You are viewing a plain text version of this content. The canonical link for it is here.
Posted to solr-user@lucene.apache.org by Utkarsh Sengar <ut...@gmail.com> on 2014/04/30 21:24:41 UTC

Denormalize or use multivalued field for nested data?

I have to modify a schema where I can attach nested "pricing per store"
information for a product. For example:

10010137332:{
   title:"iPad 64gb"
   description: "iPad 64gb with retina"
   pricing:{
        merchantid64354:{
              locationid643:{
                 "USD|600"
              }
              locationid6436:{
                 "USD|600"
              }
        }
        merchantid343:{
              locationid1345:{
                 "USD|600"
              }
              locationid4353:{
                 "USD|600"
              }
        }
   }
}


This is what is suggested all over the internet:
Denormalize it: In my case, I will end up with total number of columns =
total locations with a price which is about 100k. I don't think having 100k
columns for 60M products is a good idea.

Are there any better ways of handling this?
I am trying to figure out multivalue field but as far as I understand it,
it can only be used as a "flag" but cannot be used to get a value
associated to a key.

Based on this answer, solr 4.5+ supports nested documents:
http://stackoverflow.com/a/5585891/231917 but I am currently on 4.4.



-- 
Thanks,
-Utkarsh

Re: Denormalize or use multivalued field for nested data?

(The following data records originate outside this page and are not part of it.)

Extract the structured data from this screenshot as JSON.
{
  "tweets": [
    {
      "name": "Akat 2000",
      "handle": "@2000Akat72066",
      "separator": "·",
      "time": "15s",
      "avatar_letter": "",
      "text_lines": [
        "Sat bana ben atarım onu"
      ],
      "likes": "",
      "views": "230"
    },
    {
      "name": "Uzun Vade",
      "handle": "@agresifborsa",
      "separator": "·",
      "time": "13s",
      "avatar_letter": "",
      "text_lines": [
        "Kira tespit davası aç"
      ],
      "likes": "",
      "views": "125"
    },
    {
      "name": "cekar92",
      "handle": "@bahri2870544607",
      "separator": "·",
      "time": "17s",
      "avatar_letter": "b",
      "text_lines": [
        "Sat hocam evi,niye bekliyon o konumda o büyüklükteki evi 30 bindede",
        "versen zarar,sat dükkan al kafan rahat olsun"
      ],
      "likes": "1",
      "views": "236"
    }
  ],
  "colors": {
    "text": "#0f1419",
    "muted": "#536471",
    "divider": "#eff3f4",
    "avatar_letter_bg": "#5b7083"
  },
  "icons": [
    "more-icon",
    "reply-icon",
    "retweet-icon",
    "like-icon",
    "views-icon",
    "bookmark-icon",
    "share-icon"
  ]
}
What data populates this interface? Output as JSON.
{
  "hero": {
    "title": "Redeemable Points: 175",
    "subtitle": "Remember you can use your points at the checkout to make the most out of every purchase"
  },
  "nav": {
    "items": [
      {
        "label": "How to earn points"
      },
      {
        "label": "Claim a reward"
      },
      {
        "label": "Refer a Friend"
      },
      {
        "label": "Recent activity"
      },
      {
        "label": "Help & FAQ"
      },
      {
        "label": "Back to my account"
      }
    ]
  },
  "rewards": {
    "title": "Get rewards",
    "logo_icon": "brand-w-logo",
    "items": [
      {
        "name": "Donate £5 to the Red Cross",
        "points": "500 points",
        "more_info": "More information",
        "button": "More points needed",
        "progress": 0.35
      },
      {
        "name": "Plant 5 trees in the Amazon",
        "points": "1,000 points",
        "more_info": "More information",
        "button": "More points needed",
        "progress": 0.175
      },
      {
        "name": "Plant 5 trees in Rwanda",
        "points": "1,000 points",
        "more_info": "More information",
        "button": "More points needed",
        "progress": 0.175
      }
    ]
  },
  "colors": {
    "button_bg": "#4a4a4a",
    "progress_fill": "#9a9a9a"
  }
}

Posted by Anshum Gupta <an...@anshumgupta.net>.
Block joins could be what you're looking for if you can upgrade to 4.5+ [
https://cwiki.apache.org/confluence/display/solr/Other+Parsers#OtherParsers-BlockJoinQueryParsers
]

I'd recommend an upgrade but if that's not possible, replicating the parent
information is the way to go.




On Wed, Apr 30, 2014 at 12:24 PM, Utkarsh Sengar <ut...@gmail.com>wrote:

> I have to modify a schema where I can attach nested "pricing per store"
> information for a product. For example:
>
> 10010137332:{
>    title:"iPad 64gb"
>    description: "iPad 64gb with retina"
>    pricing:{
>         merchantid64354:{
>               locationid643:{
>                  "USD|600"
>               }
>               locationid6436:{
>                  "USD|600"
>               }
>         }
>         merchantid343:{
>               locationid1345:{
>                  "USD|600"
>               }
>               locationid4353:{
>                  "USD|600"
>               }
>         }
>    }
> }
>
>
> This is what is suggested all over the internet:
> Denormalize it: In my case, I will end up with total number of columns =
> total locations with a price which is about 100k. I don't think having 100k
> columns for 60M products is a good idea.
>
> Are there any better ways of handling this?
> I am trying to figure out multivalue field but as far as I understand it,
> it can only be used as a "flag" but cannot be used to get a value
> associated to a key.
>
> Based on this answer, solr 4.5+ supports nested documents:
> http://stackoverflow.com/a/5585891/231917 but I am currently on 4.4.
>
>
>
> --
> Thanks,
> -Utkarsh
>



-- 

Anshum Gupta
http://www.anshumgupta.net

Re: Denormalize or use multivalued field for nested data?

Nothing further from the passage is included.